Weekly testing for COVID-19 at Southern Utah University began Thursday morning, according to SUU Provost Dr. Jon Anderson, following a soft launch earlier this week. The university has received approximately 2,500 tests and anticipates administering about 1,250 of them by the end of the day Friday on a first-come, first-served basis. As the governor’s mandate states that every student taking at least one in-person class should be tested weekly, SUU will need to administer tests to between 6,500 and 7,000 students each week.
“We didn’t know how well our students would respond to the governor’s mandate, but we were very hopeful about it,” Anderson said. “Every appointment for testing today that we offered was filled. Our students have done everything they’ve needed to do to stay safe and stay open.”
“Testing for students with no COVID-19 symptoms will be available in the Student Center Ballroom by appointment, please book your appointment for a rapid COVID test from this website. Make sure you bring your Student ID and T-Number. Results will be emailed to you after 5 p.m. on the day of your test. If you are experiencing any COVID-19 symptoms, DO NOT come to the Ballroom. Symptomatic testing is available at the Alumni House by appointment,” according to an email sent out to students on Nov. 18.
Anderson tells ABC4 News the university developed a task force that has worked on all issues related to COVID-19, including testing, since the summer. A sub-committee that includes an event coordinator, an athletic testing coordinator, and an individual overseeing the university’s risk management has developed diagrams to ensure students can socially distance and wear masks, establishing a plan within about two to three days of the governor’s mandate, according to university officials. The university’s student association has also completed a “significant public relations campaign” to keep all students up to date on COVID-19 safety precautions.
Until about three weeks ago, the university’s highest COVID-19 case count per week was about 10, according to the administration. As soon as the weather became colder and students spent more time indoors, case counts have increased, with weeks as high as around 50 reported cases. SUU states that almost all of the spread is occurring outside of the classroom and university and within people who live together.
“We are going fully remote as an institution following Thanksgiving break, but we will continue to test all those who live in and around the Cedar City area or who are on campus,” Anderson said. “We’ve really worked to use this as a tool for education to help people understand how and where the virus spreads and teach them precautions they need to take on-campus and at home.”

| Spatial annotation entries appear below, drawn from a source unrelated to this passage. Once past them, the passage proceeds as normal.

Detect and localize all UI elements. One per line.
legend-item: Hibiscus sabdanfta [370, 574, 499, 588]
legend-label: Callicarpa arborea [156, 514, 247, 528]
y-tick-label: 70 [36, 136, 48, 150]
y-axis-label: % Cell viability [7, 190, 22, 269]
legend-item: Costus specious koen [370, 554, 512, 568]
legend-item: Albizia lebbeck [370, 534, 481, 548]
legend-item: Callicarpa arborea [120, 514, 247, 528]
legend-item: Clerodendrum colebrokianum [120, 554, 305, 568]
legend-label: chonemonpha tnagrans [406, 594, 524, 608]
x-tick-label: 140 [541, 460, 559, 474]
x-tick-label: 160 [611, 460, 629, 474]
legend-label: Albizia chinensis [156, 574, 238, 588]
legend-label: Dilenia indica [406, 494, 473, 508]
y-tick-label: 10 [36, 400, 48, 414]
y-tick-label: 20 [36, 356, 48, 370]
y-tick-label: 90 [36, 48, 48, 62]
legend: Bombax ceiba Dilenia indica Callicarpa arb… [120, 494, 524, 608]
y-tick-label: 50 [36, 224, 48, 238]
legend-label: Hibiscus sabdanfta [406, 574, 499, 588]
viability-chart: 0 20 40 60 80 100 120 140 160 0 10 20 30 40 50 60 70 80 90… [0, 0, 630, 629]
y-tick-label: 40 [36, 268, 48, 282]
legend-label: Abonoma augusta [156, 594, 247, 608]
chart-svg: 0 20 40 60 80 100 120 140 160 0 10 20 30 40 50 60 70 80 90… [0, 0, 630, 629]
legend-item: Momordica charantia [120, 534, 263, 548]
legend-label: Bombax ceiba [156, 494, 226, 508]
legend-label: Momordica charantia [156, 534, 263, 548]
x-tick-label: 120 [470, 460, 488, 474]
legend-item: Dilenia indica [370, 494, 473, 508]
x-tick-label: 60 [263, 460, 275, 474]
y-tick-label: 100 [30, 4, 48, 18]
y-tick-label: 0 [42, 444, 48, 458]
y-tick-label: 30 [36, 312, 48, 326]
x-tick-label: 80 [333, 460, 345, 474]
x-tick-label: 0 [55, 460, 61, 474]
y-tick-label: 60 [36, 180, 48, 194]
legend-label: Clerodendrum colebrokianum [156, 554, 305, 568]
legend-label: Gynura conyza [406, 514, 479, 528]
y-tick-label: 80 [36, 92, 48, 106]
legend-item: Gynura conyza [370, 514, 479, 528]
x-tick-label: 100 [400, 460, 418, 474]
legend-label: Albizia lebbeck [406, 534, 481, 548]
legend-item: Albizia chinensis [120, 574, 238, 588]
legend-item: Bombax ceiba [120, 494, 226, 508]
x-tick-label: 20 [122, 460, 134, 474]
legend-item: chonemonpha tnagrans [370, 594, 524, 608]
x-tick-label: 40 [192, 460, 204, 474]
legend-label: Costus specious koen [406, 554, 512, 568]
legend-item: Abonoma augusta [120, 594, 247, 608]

SUU will return to face-to-face instruction on Jan. 11, with approximately two-thirds of its student population attending classes in-person for the spring semester. The university is hoping that any spread of COVID-19 as a result of family gatherings could be cleared before students come back in the spring, as the break is just short of the typical incubation period.
“It has just been so rewarding to see the human compassion on campus as people have reached out to help in almost any way, from delivering meals to volunteering to help with testing,” Anderson said. “It’s been a real campus effort, and it hasn’t been anywhere as near as bad as we thought it would be.”
Officials at Dixie State University are not far behind from SUU after receiving a couple thousand tests from the state this week, according to Garyn Gulbranson, the current Director of the DSU Booth Wellness Center.
“It’s a good start. We will certainly need more if we’re hoping to keep with the mandate, and we’re waiting on the state and federal government to be able to supply more tests,” Gulbranson tells ABC4 News. “We’re working with the Utah Department of Health closely, hoping to get some of this started before the end of the semester and then really work on refining our process.”
Gulbranson says that DSU officials are holding a training with UDOH officials Thursday afternoon to test a small sample of students and “establish a good system,” but he said the university is “probably a couple weeks away” from being able to roll out approximately 10,000 weekly tests for its on-campus students. On average, the university is seeing about 50 to 60 COVID-19 cases per week for its population of about 12,000 students.
“I’m very, very proud of our students,” Gulbranson said. “We’ve been very pleased with how compliant and proactive they’ve been with mask wearing and social distancing. Because of the mask mandate, we’re really happy to report that we have not had any cases contracted in classroom settings.”
DSU has not had any student-to-student, student-to-teacher, or teacher-to-student COVID-19 transmission and states that cases are primarily being spread off-campus at home or in social settings. In contrast to SUU, the university is planning to return to in-person classes following Thanksgiving break after running the plan by the Southwest Utah Public Health Department and UDOH, according to Gulbranson.
“In many ways, what we’ve received as a response is that campus is one of the safest places for our students to be,” Gulbranson said.